The intermission was nicely seasoned by excited youngsters in the audience exploring the beautiful Crighton lobby and stepping outside to view the lovely, lighted, horse-drawn coach (generously provided by Gullo Ford-Mercury) that was awaiting Cinderella and her Prince. Then it was time for an exquisite ballroom scene in Act II. There were nicely staged court dances with a humorous touch of snobbery and some hilarious antics as the stepsisters tried to win the affection of the Prince. Cinderella and the Prince have smashing duets with “Ten Minutes Ago,” and “Do I Love You Because You’re Beautiful?” The stepsisters offer the consummate song of jealousy in “Stepsister’s Lament,” and then join their mother for the fun-filled nonsense of “A Lovely Night.” The three ladies join Cinderella in a memorable song of dreams, “When You’re Driving Through the Moonlight.” There is lots more excitement surrounding the search for a certain maiden who loses her slipper, but I mustn’t give away the outcome. Suffice it to say the final ensemble reprise of “Do I Love You Because You’re Beautiful?” was one of the most blissfully pleasing moments of musical theater I can remember.
As for complaints, I have just one. The unique Opening Night festivities should have attracted major media attention. Cinderella and the Prince were driven (in the aforementioned coach) to their gala, black-tie optional, Wedding Reception / Garden Party at nearby Heather’s Glen.

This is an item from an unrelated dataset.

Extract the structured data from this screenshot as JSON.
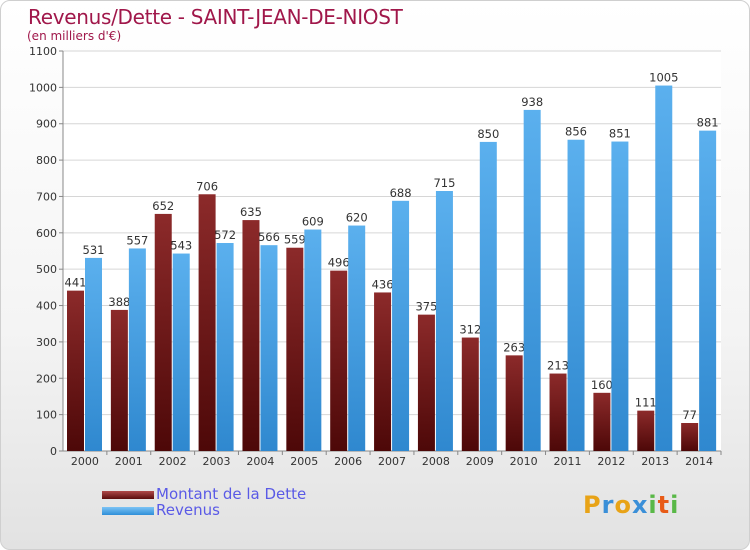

This Crighton “First Nighter” affair featured full buffet, open bar, Renaissance Festival entertainers, and a most delicious wedding cake. My guest, Ruthellen Hinton and I were honored when joined at table by society/entertainment columnist Peggie Miller, her charming husband, Cliff, and several of their friends. We even had a pleasant visit from Lillian Niederhofer, a leading local benefactor of this production. Her investment could not have produced any greater return than “Cinderella!”